Penalty can’t be imposed on the employee as they are not registered or taxable person

Penalty can’t be imposed on the employee as they are not registered or taxable person

Held by Hon’ble High Court of Bombay

In the matter of Shantanu Sanjay Hundekari Vs. Union of India(WRIT PETITION (L) NO. 30198 OF 2023)

The Petitioner is an employee of a Company M/s MLIPL, which is appointed as steamer agent of M/s Maersk. The petitioner was assisting M/s MLIPL against GST Compliance and was holding power of attorney to represent before tax authority on behalf of M/s Maersk. During the course of investigation, it was alleged that M/s Maersk has availed ineligible ITC and has made wrongful distribution of ITC. A SCN was issued to the petitioner asking to pay INR 1561 Crores equivalent to the tax alleged to be evaded by M/s. Maersk. Notice was issued under section 74 of CGST Act invoking Section 122(1A) and section 137 of CGST Act.
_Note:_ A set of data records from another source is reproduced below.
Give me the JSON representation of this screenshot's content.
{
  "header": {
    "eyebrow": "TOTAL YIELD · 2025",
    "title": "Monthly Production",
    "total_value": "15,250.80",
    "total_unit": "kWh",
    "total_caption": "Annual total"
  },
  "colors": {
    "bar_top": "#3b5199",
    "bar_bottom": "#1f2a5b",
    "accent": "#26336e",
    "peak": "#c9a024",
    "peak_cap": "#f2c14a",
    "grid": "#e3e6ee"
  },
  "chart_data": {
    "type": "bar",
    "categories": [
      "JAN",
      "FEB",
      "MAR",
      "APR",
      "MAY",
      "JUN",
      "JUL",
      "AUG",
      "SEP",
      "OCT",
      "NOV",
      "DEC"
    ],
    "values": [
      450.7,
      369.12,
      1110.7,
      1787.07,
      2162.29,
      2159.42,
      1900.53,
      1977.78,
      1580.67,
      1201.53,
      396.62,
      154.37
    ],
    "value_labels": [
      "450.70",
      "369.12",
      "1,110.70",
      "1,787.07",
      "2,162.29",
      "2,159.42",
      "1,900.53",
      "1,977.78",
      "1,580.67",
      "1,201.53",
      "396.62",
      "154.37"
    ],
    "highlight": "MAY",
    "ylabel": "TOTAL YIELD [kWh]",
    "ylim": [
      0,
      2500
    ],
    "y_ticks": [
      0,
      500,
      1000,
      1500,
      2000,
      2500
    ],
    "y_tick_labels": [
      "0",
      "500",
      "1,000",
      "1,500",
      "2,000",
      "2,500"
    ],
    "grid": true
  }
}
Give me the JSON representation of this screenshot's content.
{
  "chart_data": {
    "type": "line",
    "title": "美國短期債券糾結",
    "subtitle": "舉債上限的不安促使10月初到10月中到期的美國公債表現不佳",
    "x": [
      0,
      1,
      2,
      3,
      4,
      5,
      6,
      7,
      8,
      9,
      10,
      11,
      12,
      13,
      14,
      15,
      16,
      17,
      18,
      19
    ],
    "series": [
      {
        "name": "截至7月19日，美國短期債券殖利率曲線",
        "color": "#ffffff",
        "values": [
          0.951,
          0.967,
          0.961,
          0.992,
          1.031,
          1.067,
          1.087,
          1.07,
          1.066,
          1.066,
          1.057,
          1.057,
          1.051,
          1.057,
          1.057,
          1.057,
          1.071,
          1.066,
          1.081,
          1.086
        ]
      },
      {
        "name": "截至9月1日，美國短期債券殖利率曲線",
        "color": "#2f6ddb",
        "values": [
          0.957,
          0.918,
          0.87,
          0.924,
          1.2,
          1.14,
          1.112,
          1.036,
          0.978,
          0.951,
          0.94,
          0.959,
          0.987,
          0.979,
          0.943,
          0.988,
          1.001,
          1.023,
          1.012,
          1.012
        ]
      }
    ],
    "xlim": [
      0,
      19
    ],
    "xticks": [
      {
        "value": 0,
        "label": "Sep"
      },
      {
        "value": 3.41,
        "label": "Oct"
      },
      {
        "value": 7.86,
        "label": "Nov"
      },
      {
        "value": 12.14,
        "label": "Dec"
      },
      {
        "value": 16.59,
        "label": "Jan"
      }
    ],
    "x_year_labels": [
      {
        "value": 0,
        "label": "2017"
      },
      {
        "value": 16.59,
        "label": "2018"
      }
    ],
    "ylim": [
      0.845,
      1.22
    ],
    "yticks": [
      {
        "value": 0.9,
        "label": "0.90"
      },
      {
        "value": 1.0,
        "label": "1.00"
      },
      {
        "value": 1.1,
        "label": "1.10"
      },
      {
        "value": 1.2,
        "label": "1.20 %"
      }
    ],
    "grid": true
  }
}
Hon’ble High Court anaylsised that Provisions of Section 122(1A) can be invoked against a taxable person who would be in a legal position, to retain the benefit of tax, and at whose instance, such transaction is conducted.  In the given case, the petitioner is merely an employee and cannot fall within the purview of the said provision, as the petitioner cannot be a ‘taxable’ or a ‘registered person’ within the meaning and purview of the CGST Act so as to retain such benefits as the provision ordains. Further, Show cause notice is issued under Section 74 of CGST Act. Section 74 is not a penal provision, whereas Section 137 falls under Chapter XIX which provides for ‘offences and penalties’.  Therefore, as to how such penal provision in Section 137 could be foisted against the petitioner, when the show cause notice is itself a demand cum show cause notice. Therefore, impugned show cause notice is rendered bad and illegal, deserving it to be quashed and set aside. 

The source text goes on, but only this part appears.